The Earth’s Atmosphere is a step of gases surrounding the planet Earth that is retained by Earth’s gravity. The atmosphere protects life on Earth by absorbing ultraviolet solar radiation, warming the surface through heat retention (greenhouse effect), and reducing temperature extremes between day andnight (the diurnal temperature variation).
Although the climate changes naturally on its own, humans certainly contribute to the pollution of the environment. More and more people are wondering how they can help reduce the emission of greenhouse gases into the atmosphere. While change won’t happen overnight, here are some steps that you can take against global warming.
The greenhouse gases that our fossil fuels and other pollutions create are staying within the earths atmosphere and trapping inside heat that would normally escape. This trapped heat is then warming the planets lower atmosphere and surface. The result of this is a change in the earths climate, which although it doesn’t sound that serious could have a devastating effect on this planet. We have seen a steady increase in sea levels, there have also been an increasing number of extreme weather events, with an increase in droughts, heat-waves, hurricanes & coastal flooding, etc…

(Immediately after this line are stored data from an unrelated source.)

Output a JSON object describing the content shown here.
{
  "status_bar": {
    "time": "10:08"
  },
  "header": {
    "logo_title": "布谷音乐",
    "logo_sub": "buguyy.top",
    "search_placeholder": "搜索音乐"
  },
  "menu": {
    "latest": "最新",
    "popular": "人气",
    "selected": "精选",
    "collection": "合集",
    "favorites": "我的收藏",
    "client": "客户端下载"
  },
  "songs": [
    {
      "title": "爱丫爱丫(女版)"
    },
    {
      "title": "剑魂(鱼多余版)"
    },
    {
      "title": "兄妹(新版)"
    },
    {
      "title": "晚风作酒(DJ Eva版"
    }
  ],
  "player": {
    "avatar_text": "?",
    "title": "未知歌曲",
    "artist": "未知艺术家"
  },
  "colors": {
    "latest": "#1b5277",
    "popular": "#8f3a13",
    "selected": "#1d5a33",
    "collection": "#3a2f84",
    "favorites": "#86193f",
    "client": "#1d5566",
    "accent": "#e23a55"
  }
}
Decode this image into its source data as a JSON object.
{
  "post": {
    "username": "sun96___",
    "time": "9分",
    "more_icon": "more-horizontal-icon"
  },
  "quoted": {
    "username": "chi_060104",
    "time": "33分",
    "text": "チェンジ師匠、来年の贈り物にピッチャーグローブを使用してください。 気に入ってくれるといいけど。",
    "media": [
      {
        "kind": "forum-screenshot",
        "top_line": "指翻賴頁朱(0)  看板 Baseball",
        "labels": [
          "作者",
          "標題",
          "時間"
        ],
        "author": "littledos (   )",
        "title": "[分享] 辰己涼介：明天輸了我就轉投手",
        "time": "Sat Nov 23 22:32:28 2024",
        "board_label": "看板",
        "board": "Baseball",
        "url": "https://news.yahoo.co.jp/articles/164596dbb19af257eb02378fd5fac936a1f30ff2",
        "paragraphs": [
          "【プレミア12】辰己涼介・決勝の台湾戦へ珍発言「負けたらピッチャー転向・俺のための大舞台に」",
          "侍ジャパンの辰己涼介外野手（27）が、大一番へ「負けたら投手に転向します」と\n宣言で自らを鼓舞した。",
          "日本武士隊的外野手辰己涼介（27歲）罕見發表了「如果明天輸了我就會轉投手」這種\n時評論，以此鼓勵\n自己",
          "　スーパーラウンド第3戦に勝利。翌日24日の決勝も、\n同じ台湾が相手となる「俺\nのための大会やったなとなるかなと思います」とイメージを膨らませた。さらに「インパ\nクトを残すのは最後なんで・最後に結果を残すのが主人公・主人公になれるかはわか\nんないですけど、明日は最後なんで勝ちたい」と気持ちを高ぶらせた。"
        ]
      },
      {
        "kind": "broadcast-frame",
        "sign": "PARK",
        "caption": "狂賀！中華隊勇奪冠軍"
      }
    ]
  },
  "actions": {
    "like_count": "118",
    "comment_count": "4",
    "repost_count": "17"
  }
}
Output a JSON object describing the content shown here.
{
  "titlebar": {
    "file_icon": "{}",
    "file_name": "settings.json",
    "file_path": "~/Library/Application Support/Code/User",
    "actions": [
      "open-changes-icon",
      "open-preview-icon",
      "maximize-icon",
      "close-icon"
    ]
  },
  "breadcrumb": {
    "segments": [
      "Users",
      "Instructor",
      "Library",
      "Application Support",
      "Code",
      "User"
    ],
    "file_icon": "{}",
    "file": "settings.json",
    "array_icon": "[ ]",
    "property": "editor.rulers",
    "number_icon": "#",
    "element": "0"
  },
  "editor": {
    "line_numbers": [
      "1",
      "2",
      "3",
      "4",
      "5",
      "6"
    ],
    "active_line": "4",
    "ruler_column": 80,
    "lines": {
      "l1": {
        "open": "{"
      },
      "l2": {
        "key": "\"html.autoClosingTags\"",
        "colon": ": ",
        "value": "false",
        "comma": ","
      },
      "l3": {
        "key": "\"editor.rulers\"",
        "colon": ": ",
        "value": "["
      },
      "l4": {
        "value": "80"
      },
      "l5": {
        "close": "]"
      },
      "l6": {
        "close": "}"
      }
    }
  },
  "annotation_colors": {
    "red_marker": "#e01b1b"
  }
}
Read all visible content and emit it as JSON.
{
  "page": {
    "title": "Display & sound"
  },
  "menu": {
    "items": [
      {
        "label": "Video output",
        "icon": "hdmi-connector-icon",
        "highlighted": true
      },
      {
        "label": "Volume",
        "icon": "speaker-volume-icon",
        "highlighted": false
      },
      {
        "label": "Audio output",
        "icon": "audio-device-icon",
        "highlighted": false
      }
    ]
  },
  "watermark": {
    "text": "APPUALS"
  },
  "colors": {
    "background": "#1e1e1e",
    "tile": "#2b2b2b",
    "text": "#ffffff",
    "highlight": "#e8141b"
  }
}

But this is just the start! If we continue adding carbon dioxide to the atmosphere at our current rate, the climate could rise in temperature by a further 3 to 9% which would have a much more severe impact on people and places than we are currently seeing. This is why Governments and big business have started taking global warming seriously.
An increase in temperature of these amounts could lead to an increase in Flooding and droughts, more extreme weather conditions such as hurricanes and tsunamis, coral reef bleaching and disease would have the ability to spread with greater ease.
Global warming is simply a rise in the temperature of the earths atmosphere. Global Warming is a dramatically severe and serious problem. We do not need to delay for governments to find a solution for this problem: each individual can bring an crucial help adopting a more responsible lifestyle: starting from little, everyday things. It’s the only reasonable way to save our planet, before it is too late.
The IPCC (The Intergovernmental Panel on Climate Control) concluded that it is mankind and our burning of fossil fuels and deforestation that has been the main contributor the rise (one degree Fahrenheit since 1900) But they have also observed that natural phenomena such as volcanoes and solar radiation have added to the warming.
The climate panels latest report predicts that the climate could rise by a further 3 to 9% by 2100, if our carbon dioxide emissions continue to increase. So climate change is not going to just disappear and the situation is likely to get much more severe unless we act quickly and in a coordinated manner.
Climate change has become a touchy subject in the Republican primary. Though some candidates once supported plans to reduce carbon emissions, such strategies have fallen out of favor with Republicans in recent years. Even acknowledging that human beings are causing climate change can be politically problematic for some Republicans.